WIRD
- Lake Placid, New York; United States;
- Frequency: 920 kHz
- Branding: WNBZ

Programming
- Format: Adult standards
- Affiliations: ABC Radio; Cumulus Media Networks;

Ownership
- Owner: Radio Lake Placid, Inc.
- Sister stations: WLPW; WNBZ; WNBZ-FM; WRGR;

History
- First air date: November 21, 1961
- Last air date: May 24, 2017 (date of license cancellation)

Technical information
- Facility ID: 54652
- Class: D
- Power: 5,000 watts day; 87 watts night;
- Transmitter coordinates: 44°15′41.5″N 74°1′21.7″W﻿ / ﻿44.261528°N 74.022694°W

= WIRD =

WIRD (920 AM) was a radio station broadcasting an adult standards format, simulcasting sister station WNBZ. Licensed to Lake Placid, New York, United States, the station was owned by Radio Lake Placid, Inc. and featured programming from ABC Radio.
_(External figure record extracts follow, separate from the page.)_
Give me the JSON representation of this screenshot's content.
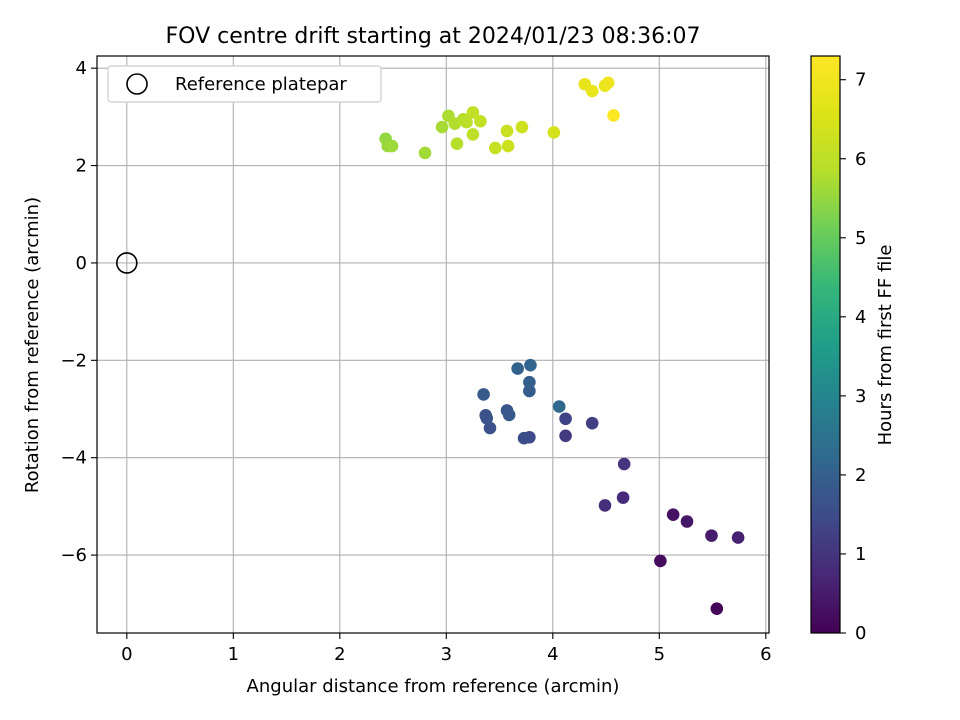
{
  "chart_data": {
    "type": "scatter",
    "title": "FOV centre drift starting at 2024/01/23 08:36:07",
    "xlabel": "Angular distance from reference (arcmin)",
    "ylabel": "Rotation from reference (arcmin)",
    "xlim": [
      -0.28,
      6.03
    ],
    "ylim": [
      -7.6,
      4.25
    ],
    "xticks": [
      0,
      1,
      2,
      3,
      4,
      5,
      6
    ],
    "yticks": [
      -6,
      -4,
      -2,
      0,
      2,
      4
    ],
    "xtick_labels": [
      "0",
      "1",
      "2",
      "3",
      "4",
      "5",
      "6"
    ],
    "ytick_labels": [
      "−6",
      "−4",
      "−2",
      "0",
      "2",
      "4"
    ],
    "grid": true,
    "legend": {
      "position": "top-left",
      "entries": [
        "Reference platepar"
      ]
    },
    "reference_point": {
      "x": 0,
      "y": 0
    },
    "colorbar": {
      "label": "Hours from first FF file",
      "min": 0,
      "max": 7.3,
      "ticks": [
        0,
        1,
        2,
        3,
        4,
        5,
        6,
        7
      ],
      "tick_labels": [
        "0",
        "1",
        "2",
        "3",
        "4",
        "5",
        "6",
        "7"
      ],
      "colormap": "viridis"
    },
    "points": [
      {
        "x": 5.54,
        "y": -7.1,
        "t": 0.1
      },
      {
        "x": 5.01,
        "y": -6.12,
        "t": 0.2
      },
      {
        "x": 5.13,
        "y": -5.17,
        "t": 0.3
      },
      {
        "x": 5.26,
        "y": -5.31,
        "t": 0.4
      },
      {
        "x": 5.49,
        "y": -5.6,
        "t": 0.5
      },
      {
        "x": 5.74,
        "y": -5.64,
        "t": 0.6
      },
      {
        "x": 4.66,
        "y": -4.82,
        "t": 0.8
      },
      {
        "x": 4.49,
        "y": -4.98,
        "t": 0.9
      },
      {
        "x": 4.67,
        "y": -4.13,
        "t": 1.0
      },
      {
        "x": 4.12,
        "y": -3.55,
        "t": 1.1
      },
      {
        "x": 4.37,
        "y": -3.29,
        "t": 1.2
      },
      {
        "x": 4.12,
        "y": -3.2,
        "t": 1.3
      },
      {
        "x": 3.78,
        "y": -3.58,
        "t": 1.5
      },
      {
        "x": 3.73,
        "y": -3.6,
        "t": 1.55
      },
      {
        "x": 3.41,
        "y": -3.39,
        "t": 1.6
      },
      {
        "x": 3.37,
        "y": -3.13,
        "t": 1.65
      },
      {
        "x": 3.38,
        "y": -3.19,
        "t": 1.7
      },
      {
        "x": 3.57,
        "y": -3.03,
        "t": 1.75
      },
      {
        "x": 3.59,
        "y": -3.12,
        "t": 1.8
      },
      {
        "x": 3.35,
        "y": -2.7,
        "t": 1.85
      },
      {
        "x": 3.78,
        "y": -2.63,
        "t": 1.9
      },
      {
        "x": 3.78,
        "y": -2.45,
        "t": 2.0
      },
      {
        "x": 3.67,
        "y": -2.17,
        "t": 2.05
      },
      {
        "x": 3.79,
        "y": -2.1,
        "t": 2.1
      },
      {
        "x": 4.06,
        "y": -2.95,
        "t": 2.2
      },
      {
        "x": 2.43,
        "y": 2.55,
        "t": 5.5
      },
      {
        "x": 2.45,
        "y": 2.4,
        "t": 5.55
      },
      {
        "x": 2.49,
        "y": 2.4,
        "t": 5.6
      },
      {
        "x": 2.8,
        "y": 2.26,
        "t": 5.65
      },
      {
        "x": 2.96,
        "y": 2.79,
        "t": 5.7
      },
      {
        "x": 3.02,
        "y": 3.02,
        "t": 5.75
      },
      {
        "x": 3.08,
        "y": 2.86,
        "t": 5.8
      },
      {
        "x": 3.1,
        "y": 2.45,
        "t": 5.85
      },
      {
        "x": 3.16,
        "y": 2.95,
        "t": 5.9
      },
      {
        "x": 3.19,
        "y": 2.89,
        "t": 5.95
      },
      {
        "x": 3.25,
        "y": 2.64,
        "t": 6.0
      },
      {
        "x": 3.25,
        "y": 3.09,
        "t": 6.05
      },
      {
        "x": 3.32,
        "y": 2.91,
        "t": 6.1
      },
      {
        "x": 3.46,
        "y": 2.36,
        "t": 6.15
      },
      {
        "x": 3.57,
        "y": 2.71,
        "t": 6.2
      },
      {
        "x": 3.58,
        "y": 2.4,
        "t": 6.25
      },
      {
        "x": 3.71,
        "y": 2.79,
        "t": 6.3
      },
      {
        "x": 4.01,
        "y": 2.68,
        "t": 6.4
      },
      {
        "x": 4.3,
        "y": 3.67,
        "t": 6.8
      },
      {
        "x": 4.37,
        "y": 3.53,
        "t": 6.85
      },
      {
        "x": 4.49,
        "y": 3.64,
        "t": 6.9
      },
      {
        "x": 4.52,
        "y": 3.7,
        "t": 6.95
      },
      {
        "x": 4.57,
        "y": 3.03,
        "t": 7.3
      }
    ]
  }
}
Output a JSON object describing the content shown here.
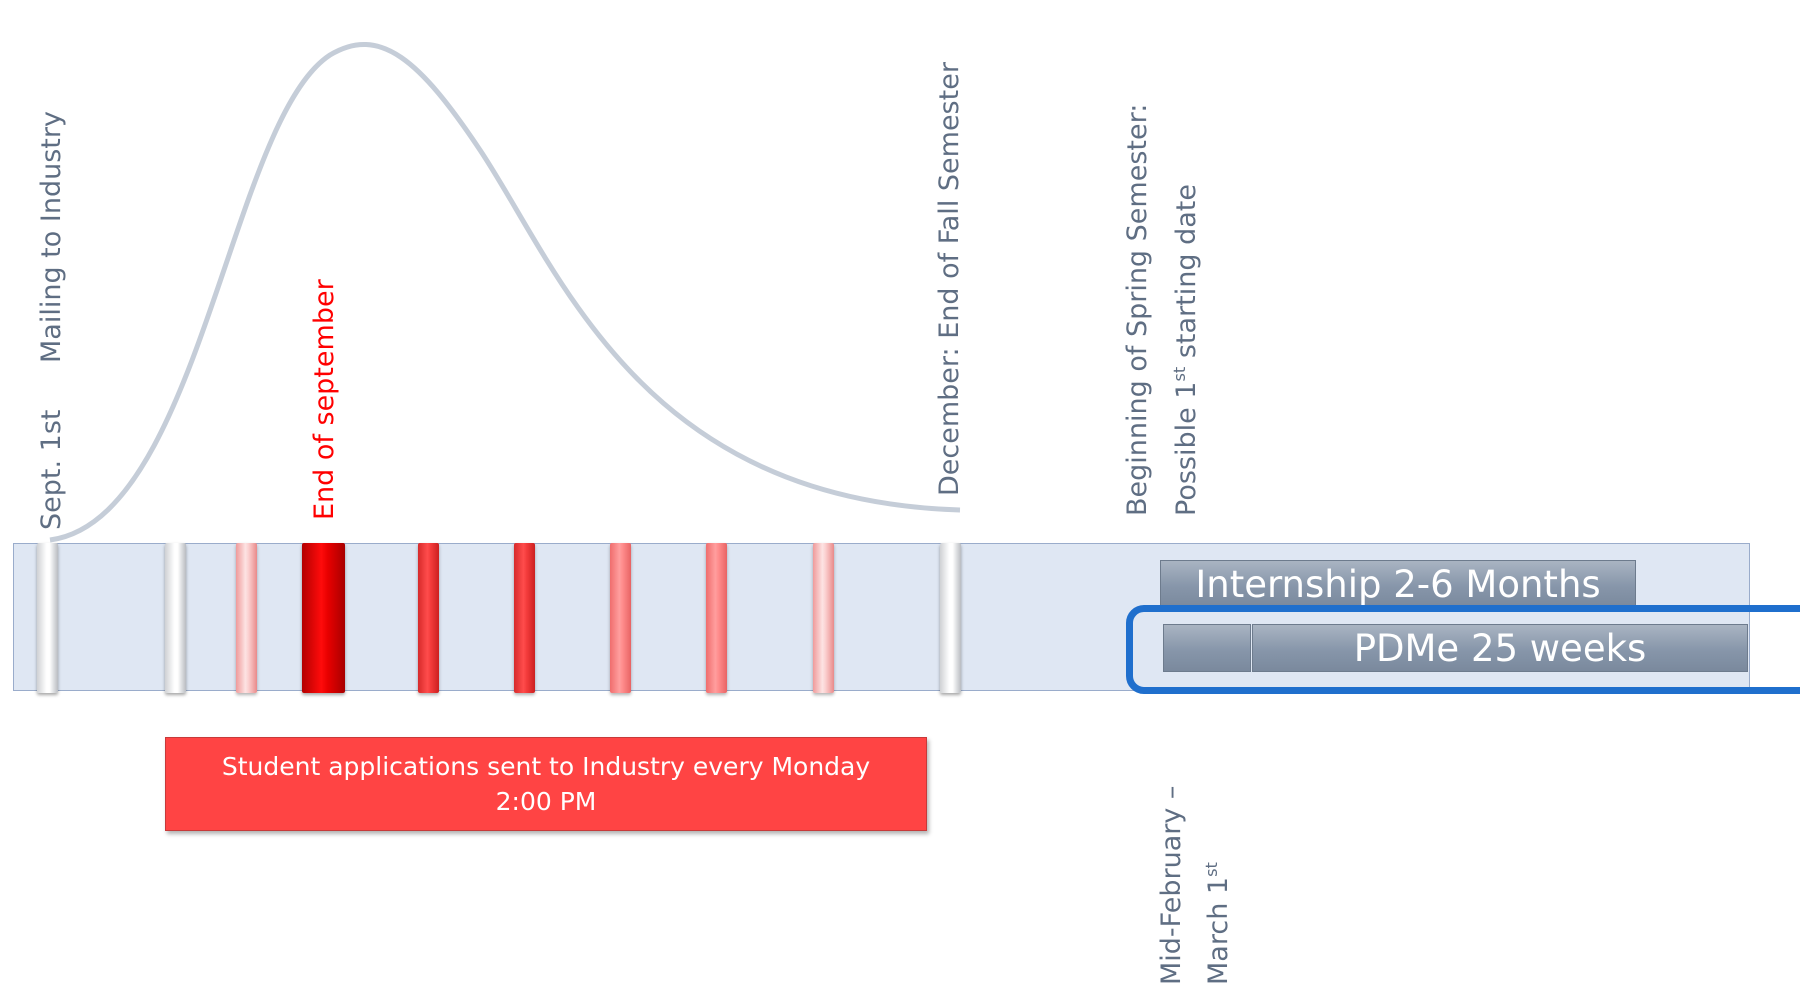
{
  "labels": {
    "sept_1st": "Sept. 1st",
    "mailing": "Mailing to Industry",
    "end_of_september": "End of september",
    "december": "December: End of Fall  Semester",
    "spring_line1": "Beginning of Spring Semester:",
    "spring_line2_pre": "Possible 1",
    "spring_line2_sup": "st",
    "spring_line2_post": " starting date",
    "midfeb_line1": "Mid-February –",
    "midfeb_line2_pre": "March 1",
    "midfeb_line2_sup": "st"
  },
  "bars": {
    "internship": "Internship 2-6 Months",
    "pdme": "PDMe 25 weeks"
  },
  "applications": {
    "line1": "Student applications sent to Industry every Monday",
    "line2": "2:00 PM"
  },
  "colors": {
    "label_gray": "#5f6e83",
    "highlight_red": "#ff0000",
    "band_fill": "#dfe7f3",
    "frame_blue": "#1f6fcd",
    "applications_red": "#ff4444"
  },
  "markers": [
    "white",
    "white",
    "pink",
    "dark-red",
    "red",
    "red",
    "salmon",
    "salmon",
    "pink",
    "white"
  ]
}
It went on the air in 1961, and lost its license in 2017.

==History==
A construction permit for a daytime-only station on 920 kHz in Lake Placid was issued to WIRY, Inc., in October 1961. Its principals were Charles B. Britt, Donald L. Pelkey, Jeanette B. Britt, Margaret R. Hall, and Ralph S. Hatcher. The new station, assigned the call sign WIRD, went on the air November 21, 1961. WIRD was associated with existing Plattsburgh radio station WIRY.

WIRY, Inc., sold WIRD to Lincoln F. Dixon, engineering supervisor for WPTZ in Plattsburgh; Donald A. Nardiello, WIRD's general manager; Carol
Dixon; and Kathryn Nardiello for $40,000 in 1965. By 1971, WIRD offered a middle of the road format. The Dixons sold their interest in the station to the Nardiellos in 1973. An FM simulcast, WLPW (105.5), was added in 1979; by October 1980, WIRD and WLPW were affiliated with the CBS Radio Network.

Donald and Kitty Nardiello sold WIRD and WLPW to Adirondack Network Systems (ANS) for $1 million in 1988. The new company's principals were Dennis M. Ryan, Robert P. Ambrosini, Richard M. Feldman, Frederick J. Graber, Philip Saunders, Martin Stone, and Serge Lussi. By this point, the stations' format had evolved to adult contemporary, and the simulcast had been reduced to 80-percent. By 1993, ANS was in chapter 7 bankruptcy; control of the stations would be returned to the Nardiellos.

By 1997, when Jones Satellite Networks' adult contemporary programming was added to the simulcast of WIRD, WLPW, and WRGR in Tupper Lake, some talk programming was airing on WIRD only. In 1998, the three stations moved to an adult album alternative format; the following year, WIPS in Ticonderoga joined the "Radio Lake Placid" network. In February 2001, WIRD, which had broken away to carry sports and talk programming, became an ESPN Radio affiliate.

Ted Morgan, owner of WNBZ and WYZY in Saranac Lake, bought WIRD, WLPW, and WRGR from the Nardiellos for $700,000 in 2004. On November 26, 2008, WIRD dropped ESPN Radio for a simulcast of WNBZ; both stations, as well as WLPW and WRGR, already shared a morning show.

WIRD's license was canceled on May 24, 2017, for failure to pay debt it owed to the Federal Communications Commission (FCC), which prevented the station's license from being renewed. Shortly after the cancellation, on June 21, 2017, the Adirondack Daily Enterprise reported that WIRD had been off the air for at least two years.